Australia has time to get mandatory vaccine policies right for workplaces — but the politics may turn toxic

scott morrison vaccine

Source: AAP/David Caird.

Courtesy of Scott Morrison’s disastrous rollout, it’s premature to discuss vaccination mandates outside very specific requirements. But it’s an issue that will require careful consideration by governments and employers from late in the year when Australia finally starts to catch up with most other advanced economies in vaccinating a substantial proportion of its population.

So far no one seems to have had a problem with a mandate for aged care workers to be vaccinated — except that the government hasn’t been able to come even close to vaccinating all of them, despite promising to do so by the end of March. Health care unions have been vocal in their support for the aged care mandate, reserving their criticism for the government’s failure to make vaccines available.

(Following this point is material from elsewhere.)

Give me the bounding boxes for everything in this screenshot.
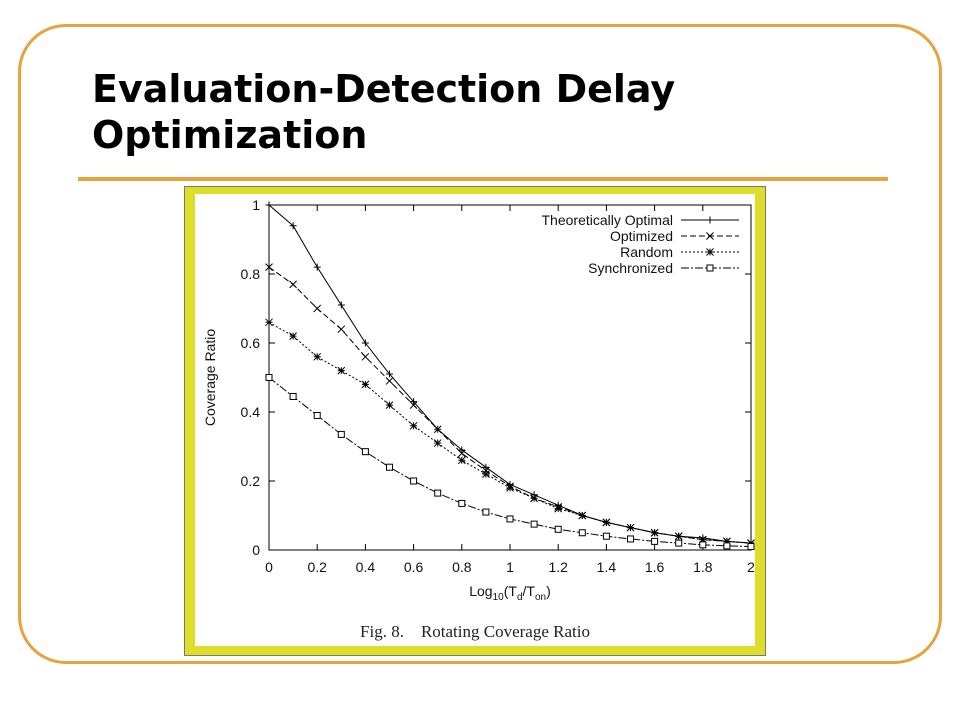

The same mandate logic will eventually apply — once enough vaccines are actually available — to healthcare workers, who spend their working day around the ill, the elderly and those with pre-existing conditions. The rollout by state governments to frontline healthcare workers was far more successful than the Commonwealth’s debacle; the question will be whether governments impose a mandate to ensure uniformity across medical workplaces or leave it to individual service providers.

But the problems start mounting rapidly once you move out of workplaces where vaccination is a key safety tool for protecting the vulnerable and into the kinds of workplaces most of us work in or for.

A vaccine mandate (with appropriate medical exemptions) for an ordinary workplace — an office, a shop, a building site, a factory — is about lowering the risk to work colleagues, rather than especially vulnerable groups. For many employers — especially those eager to have staff back in the office rather than working from home — mandating a vaccination will be highly attractive. We already accept a range of restrictions on our behaviour in the workplace, and often extensive regulation around clothing and protective equipment to meet workplace safety requirements. But a vaccination is something altogether more invasive.

In the US, where the debate is necessarily far more advanced, divisions are already apparent. Some healthcare workers are suing healthcare employers over vaccination mandates. Trade unions are divided over likely Biden administration plans to extend the new Department of Veterans’ Affairs vaccine-or-be-regularly-tested mandate across the whole federal government. That’s before you get to the growing divide between the vaccinated and the unvaccinated.

We’re likely to see arguments here that mandating vaccinations for ordinary workplaces is overreach, while employer groups call for certainty from government. Whether unions join in by undertaking cases on behalf of workers objecting to being required to be vaccinated might be a deciding factor: the Transport Workers Union, for example, has single-handedly changed the employment landscape for gig economy workers with a series of cases against major companies on behalf of workers.

Given the slow rollout, the government has some months yet to work out what its position on workplace mandates will be. But it had plenty of time to get the rollout right, and quarantine right, and it botched both of those. It still doesn’t have a position on issues like the employment status of gig economy workers years on from the first cases being brought.

Beyond workplace mandates — mandating vaccinations not just in workplaces but as a condition of participating in society in various ways — it gets nasty politically. We already have vaccination requirements relating to access to childcare subsidies and income support, introduced by the current government, but they are aimed at wingnuts who endanger their children by refusing to vaccinate them. Imposing such requirements on people making decisions about their own health is quite different.

A more general mandate for both government and private services is already an obsession of right-wingers and the horse-punching freedom brigade, including the troglodytes of Sky News. There’s a long history on the right of objections to governments requiring things to go into bodies (although the argument that it’s all about choice strangely hasn’t extended to support for abortion). Now that has fused with the disease-is-beautiful-and-natural-Big-Pharma-is-evil delusions found on the left to produce warnings of police issuing Nazi-style demands for vaccination papers, please.

And in the US — of course — there are already laws from a number of Republican-controlled legislatures banning the private imposition of vaccine passports, such as businesses requiring vaccination as a condition of providing services.

But there’ll also be pressure from the rest of the community to impose mandates so that something like a pre-pandemic normal can return. Who’ll want to sit next to an unvaccinated person on a plane? Eat at a restaurant next to one? Who wants to face lockdown because a spike in COVID cases has sprung from a third of people being unwilling to get a jab?

Health workplaces — not much of a problem. Other workplaces — more of a problem. Everywhere else — very nasty. It will require leadership and good communication from both the federal and state governments. Good luck with finding that in Canberra.